We eat not only to nourish our bodies but also to revel in the joy of life and savor our freedom

Comida basura
Maria Nicolau

Who is beautiful, redheaded, big-assed and divine? The one who romped around chasing rabbits and came home at dawn in a regal walk of shame, smiling from ear to ear and covered in fresh deer poop? Roma!

Roma is named after the Capitoline Wolf, a bronze sculpture that represents the goddess Luperea, protector of flocks from wolf attacks. In the most popular version of the myth, a she-wolf in the seventh century nursed two abandoned babies, Romulus and Remus, and saved their lives. Years later, the twins established the city that became the capital of the Roman Empire.

When I first saw her 11 years ago on a hot August weekend, her name came to me instantly. I was very pregnant, and had waddling outside to go buy water. There she was — an orangish puppy, just a few months old, bravely navigating the chaos of a busy intersection in Barcelona.

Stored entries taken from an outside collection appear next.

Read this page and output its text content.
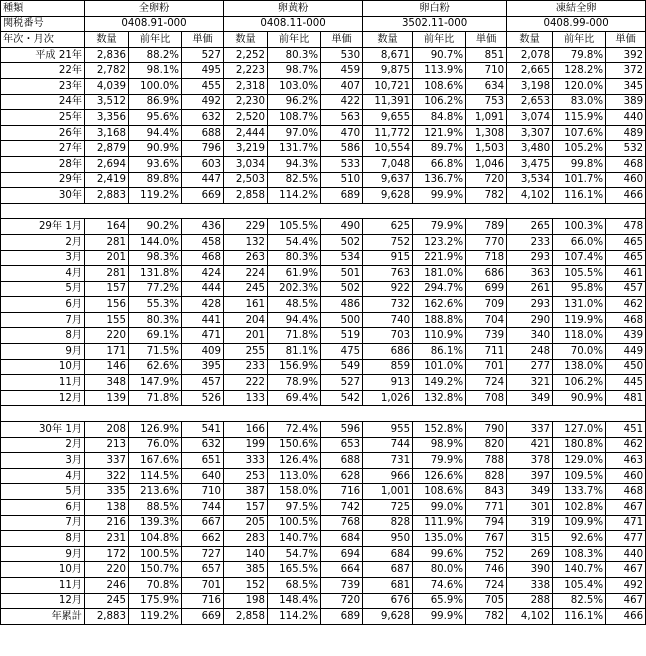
種類	全卵粉			卵黄粉			卵白粉			凍結全卵		
関税番号	0408.91-000			0408.11-000			3502.11-000			0408.99-000		
年次・月次	数量	前年比	単価	数量	前年比	単価	数量	前年比	単価	数量	前年比	単価
平成 21年	2,836	88.2%	527	2,252	80.3%	530	8,671	90.7%	851	2,078	79.8%	392
22年	2,782	98.1%	495	2,223	98.7%	459	9,875	113.9%	710	2,665	128.2%	372
23年	4,039	100.0%	455	2,318	103.0%	407	10,721	108.6%	634	3,198	120.0%	345
24年	3,512	86.9%	492	2,230	96.2%	422	11,391	106.2%	753	2,653	83.0%	389
25年	3,356	95.6%	632	2,520	108.7%	563	9,655	84.8%	1,091	3,074	115.9%	440
26年	3,168	94.4%	688	2,444	97.0%	470	11,772	121.9%	1,308	3,307	107.6%	489
27年	2,879	90.9%	796	3,219	131.7%	586	10,554	89.7%	1,503	3,480	105.2%	532
28年	2,694	93.6%	603	3,034	94.3%	533	7,048	66.8%	1,046	3,475	99.8%	468
29年	2,419	89.8%	447	2,503	82.5%	510	9,637	136.7%	720	3,534	101.7%	460
30年	2,883	119.2%	669	2,858	114.2%	689	9,628	99.9%	782	4,102	116.1%	466

29年 1月	164	90.2%	436	229	105.5%	490	625	79.9%	789	265	100.3%	478
2月	281	144.0%	458	132	54.4%	502	752	123.2%	770	233	66.0%	465
3月	201	98.3%	468	263	80.3%	534	915	221.9%	718	293	107.4%	465
4月	281	131.8%	424	224	61.9%	501	763	181.0%	686	363	105.5%	461
5月	157	77.2%	444	245	202.3%	502	922	294.7%	699	261	95.8%	457
6月	156	55.3%	428	161	48.5%	486	732	162.6%	709	293	131.0%	462
7月	155	80.3%	441	204	94.4%	500	740	188.8%	704	290	119.9%	468
8月	220	69.1%	471	201	71.8%	519	703	110.9%	739	340	118.0%	439
9月	171	71.5%	409	255	81.1%	475	686	86.1%	711	248	70.0%	449
10月	146	62.6%	395	233	156.9%	549	859	101.0%	701	277	138.0%	450
11月	348	147.9%	457	222	78.9%	527	913	149.2%	724	321	106.2%	445
12月	139	71.8%	526	133	69.4%	542	1,026	132.8%	708	349	90.9%	481

30年 1月	208	126.9%	541	166	72.4%	596	955	152.8%	790	337	127.0%	451
2月	213	76.0%	632	199	150.6%	653	744	98.9%	820	421	180.8%	462
3月	337	167.6%	651	333	126.4%	688	731	79.9%	788	378	129.0%	463
4月	322	114.5%	640	253	113.0%	628	966	126.6%	828	397	109.5%	460
5月	335	213.6%	710	387	158.0%	716	1,001	108.6%	843	349	133.7%	468
6月	138	88.5%	744	157	97.5%	742	725	99.0%	771	301	102.8%	467
7月	216	139.3%	667	205	100.5%	768	828	111.9%	794	319	109.9%	471
8月	231	104.8%	662	283	140.7%	684	950	135.0%	767	315	92.6%	477
9月	172	100.5%	727	140	54.7%	694	684	99.6%	752	269	108.3%	440
10月	220	150.7%	657	385	165.5%	664	687	80.0%	746	390	140.7%	467
11月	246	70.8%	701	152	68.5%	739	681	74.6%	724	338	105.4%	492
12月	245	175.9%	716	198	148.4%	720	676	65.9%	705	288	82.5%	467
年累計	2,883	119.2%	669	2,858	114.2%	689	9,628	99.9%	782	4,102	116.1%	466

I’ve never been much of a pet lover. And I’ve never understood why people put them in cages or tie them up, especially in harsh urban environments. But on that day, I acted without hesitation. I raised my arm like Gandalf and boldly stepped into the street, stopping cars with a shout, “How do you expect this poor creature to understand all that honking?” I grabbed the pup by the scruff of the neck, just like her mother would have done, and pulled her out of there. Then, I took her to the vet and left her in good hands.

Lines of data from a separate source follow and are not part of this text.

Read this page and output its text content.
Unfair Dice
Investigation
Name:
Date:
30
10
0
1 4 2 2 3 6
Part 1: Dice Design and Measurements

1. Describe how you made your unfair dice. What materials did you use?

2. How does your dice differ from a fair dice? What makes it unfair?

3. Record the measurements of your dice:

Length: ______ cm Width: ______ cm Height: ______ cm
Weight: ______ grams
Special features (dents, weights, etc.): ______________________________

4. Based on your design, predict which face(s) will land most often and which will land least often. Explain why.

A couple of hours later, the phone rang. The vet’s office was closing in 10 minutes. The puppy, about four months old, had no identification chip or visible health issues besides the recent scare. On Monday, she would head straight to the pound.

Roma moved in with my daughter and me, and thrived like no other when I chose to relocate to the countryside.

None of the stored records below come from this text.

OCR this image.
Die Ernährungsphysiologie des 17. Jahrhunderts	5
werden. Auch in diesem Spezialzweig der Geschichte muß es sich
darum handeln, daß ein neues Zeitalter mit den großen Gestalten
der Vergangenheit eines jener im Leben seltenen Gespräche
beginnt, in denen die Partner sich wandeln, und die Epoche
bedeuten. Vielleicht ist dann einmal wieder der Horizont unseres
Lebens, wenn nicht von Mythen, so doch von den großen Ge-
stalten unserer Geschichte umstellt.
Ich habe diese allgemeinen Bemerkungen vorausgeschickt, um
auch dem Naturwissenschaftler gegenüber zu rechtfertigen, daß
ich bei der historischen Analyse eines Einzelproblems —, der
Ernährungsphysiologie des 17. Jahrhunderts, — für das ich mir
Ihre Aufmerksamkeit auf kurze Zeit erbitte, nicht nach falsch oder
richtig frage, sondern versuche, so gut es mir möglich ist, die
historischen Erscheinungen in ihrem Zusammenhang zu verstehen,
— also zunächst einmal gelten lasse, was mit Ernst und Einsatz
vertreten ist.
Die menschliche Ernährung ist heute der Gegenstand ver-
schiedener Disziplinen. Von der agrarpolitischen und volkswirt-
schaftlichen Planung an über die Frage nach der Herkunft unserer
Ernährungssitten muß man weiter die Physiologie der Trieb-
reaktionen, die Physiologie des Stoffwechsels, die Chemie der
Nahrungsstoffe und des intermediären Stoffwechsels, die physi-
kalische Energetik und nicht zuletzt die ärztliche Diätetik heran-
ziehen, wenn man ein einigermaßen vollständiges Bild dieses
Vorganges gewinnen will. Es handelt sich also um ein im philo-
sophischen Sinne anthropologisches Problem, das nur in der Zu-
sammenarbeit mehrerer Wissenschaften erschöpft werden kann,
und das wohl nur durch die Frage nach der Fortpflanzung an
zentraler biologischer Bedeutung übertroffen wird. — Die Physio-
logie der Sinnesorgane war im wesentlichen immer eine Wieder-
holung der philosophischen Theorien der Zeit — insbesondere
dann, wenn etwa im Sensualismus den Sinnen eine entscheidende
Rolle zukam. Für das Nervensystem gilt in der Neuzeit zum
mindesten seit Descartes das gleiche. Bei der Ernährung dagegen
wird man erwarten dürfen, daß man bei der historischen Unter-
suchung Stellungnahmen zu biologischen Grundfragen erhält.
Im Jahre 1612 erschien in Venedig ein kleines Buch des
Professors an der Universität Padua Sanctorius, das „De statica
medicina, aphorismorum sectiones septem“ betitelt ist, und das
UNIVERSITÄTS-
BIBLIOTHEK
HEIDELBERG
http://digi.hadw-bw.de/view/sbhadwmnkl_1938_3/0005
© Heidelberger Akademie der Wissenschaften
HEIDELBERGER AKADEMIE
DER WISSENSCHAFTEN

Out in the countryside, it’s easier to enjoy homemade and healthy meals. If I were to order from the nearest pizzeria on a Friday afternoon, I’d be out of luck. There’s no delivery service here, so you have to pick up your food. It’s more convenient to do a weekly or biweekly grocery run to keep your pantry stocked with essentials and treats.

When I buy a whole chicken or a large cut of beef or pork, I put all the leftover cartilage, tendons, bones and scraps in a pot to simmer in water for a few minutes. Then, I store the broth in the fridge to season Roma’s food. Feeding our dog raw chicken could endanger the neighbor’s live chickens if Roma mistakes them for snacks one day.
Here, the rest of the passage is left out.